Sin embargo, en un momento no definido con exactitud, te das cuenta que creciste y que tus miradas musicales – y no sólo ellas – se ampliaron, se abrieron a nuevas influencias enriqueciéndose maravillosamente aunque con un efecto no deseado: algún amor reciente, que parecía haberte marcado a fuego, se quedaba relegado – nunca olvidado, vale aclararlo – en el camino. Sentiste que no había vuelta atrás, que se archivaba en el cajón de los recuerdos, que quizás era tan sólo una vibrante etapa de tu vida que había terminado de una vez y para siempre. Pero los recuerdos que fueron dulces y lindos siempre vuelven, las vibraciones que te erizaron la piel sólo se habían escondido, las cenizas que quedaban eran más que suficientes para encender el fuego nuevamente.
Entre 1999 y 2003, Obras, Atlanta, Huracán, La Plata, el Luna y por supuesto el consagratorio River con “Máquina de sangre” – a mi entender el álbum más flojo de su excelente discografía – fueron testigos de mi pasión piojosa.
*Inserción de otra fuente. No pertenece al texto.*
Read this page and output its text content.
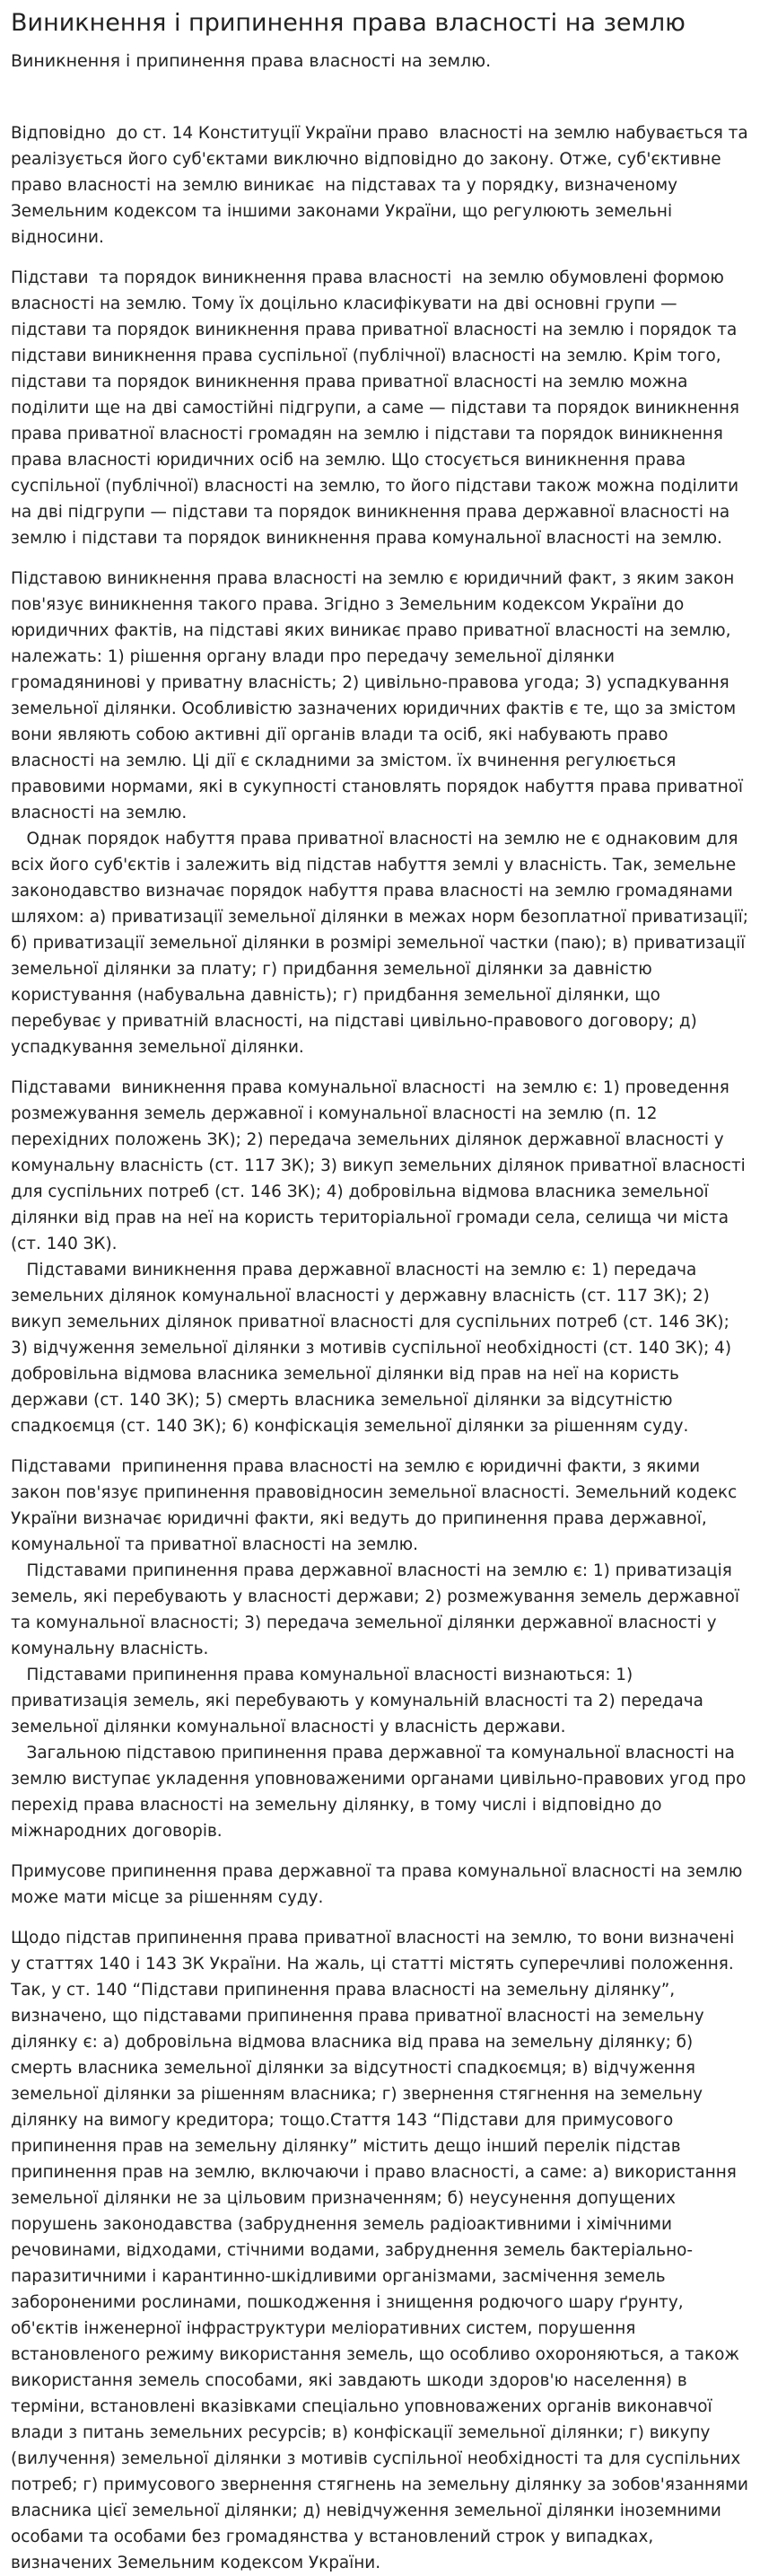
Виникнення і припинення права власності на землю
Виникнення і припинення права власності на землю.

Відповідно  до ст. 14 Конституції України право  власності на землю набувається та реалізується його суб'єктами виключно відповідно до закону. Отже, суб'єктивне  право власності на землю виникає  на підставах та у порядку, визначеному Земельним кодексом та іншими законами України, що регулюють земельні відносини.

Підстави  та порядок виникнення права власності  на землю обумовлені формою власності на землю. Тому їх доцільно класифікувати на дві основні групи — підстави та порядок виникнення права приватної власності на землю і порядок та підстави виникнення права суспільної (публічної) власності на землю. Крім того, підстави та порядок виникнення права приватної власності на землю можна поділити ще на дві самостійні підгрупи, а саме — підстави та порядок виникнення права приватної власності громадян на землю і підстави та порядок виникнення права власності юридичних осіб на землю. Що стосується виникнення права суспільної (публічної) власності на землю, то його підстави також можна поділити на дві підгрупи — підстави та порядок виникнення права державної власності на землю і підстави та порядок виникнення права комунальної власності на землю.

Підставою виникнення права власності на землю є юридичний факт, з яким закон пов'язує виникнення такого права. Згідно з Земельним кодексом України до юридичних фактів, на підставі яких виникає право приватної власності на землю, належать: 1) рішення органу влади про передачу земельної ділянки громадянинові у приватну власність; 2) цивільно-правова угода; 3) успадкування земельної ділянки. Особливістю зазначених юридичних фактів є те, що за змістом вони являють собою активні дії органів влади та осіб, які набувають право власності на землю. Ці дії є складними за змістом. їх вчинення регулюється правовими нормами, які в сукупності становлять порядок набуття права приватної власності на землю.

Однак порядок набуття права приватної власності на землю не є однаковим для всіх його суб'єктів і залежить від підстав набуття землі у власність. Так, земельне законодавство визначає порядок набуття права власності на землю громадянами шляхом: а) приватизації земельної ділянки в межах норм безоплатної приватизації; б) приватизації земельної ділянки в розмірі земельної частки (паю); в) приватизації земельної ділянки за плату; г) придбання земельної ділянки за давністю користування (набувальна давність); г) придбання земельної ділянки, що перебуває у приватній власності, на підставі цивільно-правового договору; д) успадкування земельної ділянки.

Підставами  виникнення права комунальної власності  на землю є: 1) проведення розмежування земель державної і комунальної власності на землю (п. 12 перехідних положень ЗК); 2) передача земельних ділянок державної власності у комунальну власність (ст. 117 ЗК); 3) викуп земельних ділянок приватної власності для суспільних потреб (ст. 146 ЗК); 4) добровільна відмова власника земельної ділянки від прав на неї на користь територіальної громади села, селища чи міста (ст. 140 ЗК).

Підставами виникнення права державної власності на землю є: 1) передача земельних ділянок комунальної власності у державну власність (ст. 117 ЗК); 2) викуп земельних ділянок приватної власності для суспільних потреб (ст. 146 ЗК); 3) відчуження земельної ділянки з мотивів суспільної необхідності (ст. 140 ЗК); 4) добровільна відмова власника земельної ділянки від прав на неї на користь держави (ст. 140 ЗК); 5) смерть власника земельної ділянки за відсутністю спадкоємця (ст. 140 ЗК); 6) конфіскація земельної ділянки за рішенням суду.

Підставами  припинення права власності на землю є юридичні факти, з якими закон пов'язує припинення правовідносин земельної власності. Земельний кодекс України визначає юридичні факти, які ведуть до припинення права державної, комунальної та приватної власності на землю.

Підставами припинення права державної власності на землю є: 1) приватизація земель, які перебувають у власності держави; 2) розмежування земель державної та комунальної власності; 3) передача земельної ділянки державної власності у комунальну власність.

Підставами припинення права комунальної власності визнаються: 1) приватизація земель, які перебувають у комунальній власності та 2) передача земельної ділянки комунальної власності у власність держави.

Загальною підставою припинення права державної та комунальної власності на землю виступає укладення уповноваженими органами цивільно-правових угод про перехід права власності на земельну ділянку, в тому числі і відповідно до міжнародних договорів.

Примусове припинення права державної та права комунальної власності на землю може мати місце за рішенням суду.

Щодо підстав припинення права приватної власності на землю, то вони визначені у статтях 140 і 143 ЗК України. На жаль, ці статті містять суперечливі положення. Так, у ст. 140 “Підстави припинення права власності на земельну ділянку”, визначено, що підставами припинення права приватної власності на земельну ділянку є: а) добровільна відмова власника від права на земельну ділянку; б) смерть власника земельної ділянки за відсутності спадкоємця; в) відчуження земельної ділянки за рішенням власника; г) звернення стягнення на земельну ділянку на вимогу кредитора; тощо.Стаття 143 “Підстави для примусового припинення прав на земельну ділянку” містить дещо інший перелік підстав припинення прав на землю, включаючи і право власності, а саме: а) використання земельної ділянки не за цільовим призначенням; б) неусунення допущених порушень законодавства (забруднення земель радіоактивними і хімічними речовинами, відходами, стічними водами, забруднення земель бактеріально-паразитичними і карантинно-шкідливими організмами, засмічення земель забороненими рослинами, пошкодження і знищення родючого шару ґрунту, об'єктів інженерної інфраструктури меліоративних систем, порушення встановленого режиму використання земель, що особливо охороняються, а також використання земель способами, які завдають шкоди здоров'ю населення) в терміни, встановлені вказівками спеціально уповноважених органів виконавчої влади з питань земельних ресурсів; в) конфіскації земельної ділянки; г) викупу (вилучення) земельної ділянки з мотивів суспільної необхідності та для суспільних потреб; г) примусового звернення стягнень на земельну ділянку за зобов'язаннями власника цієї земельної ділянки; д) невідчуження земельної ділянки іноземними особами та особами без громадянства у встановлений строк у випадках, визначених Земельним кодексом України.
No me olvido de aquel “Tercer Arco” comprado original a principios del 97, de Diego celebrando el Ritual de todos y cada uno de los seguidores de la banda, de saberse tantas veces “fantasmas peleándole al viento”, de experimentar decenas de momentos únicos, de esos que no le podés describir bien a nadie porque sólo se viven en el ardor del vivo y en directo. Los seguí cinco años lo más que pude, disfrutando desde el instante en que conseguía la guita (mayoritariamente obtenida del bolsillo de mis viejos) para sacar esa entrada que valía oro hasta los últimos diez minutos al compás de “Finale”.Luego, por esas circunstancias que tiene la vida, no los volví a ver en un recital hasta el Quilmes Rock del año pasado donde descollaron la noche en que Sokol le dijo adiós a Las Pelotas. Ahí noté que el largo tiempo transcurrido no había hecho mella: el romance seguía vivo, la magia encantadoramente intacta. Este 30 de mayo, parece que nos vamos a despedir en serio. Aunque, como resultó claro, prefiero optar por la famosa frase “nunca digas nunca”. Y por sobre todas las cosas nos queda el esperanzador mensaje de Morella: “Mirame bien, dijo al partir, no te sorprenda volverme a ver, mirame bien, puedo morir, y una y mil veces renacer...”.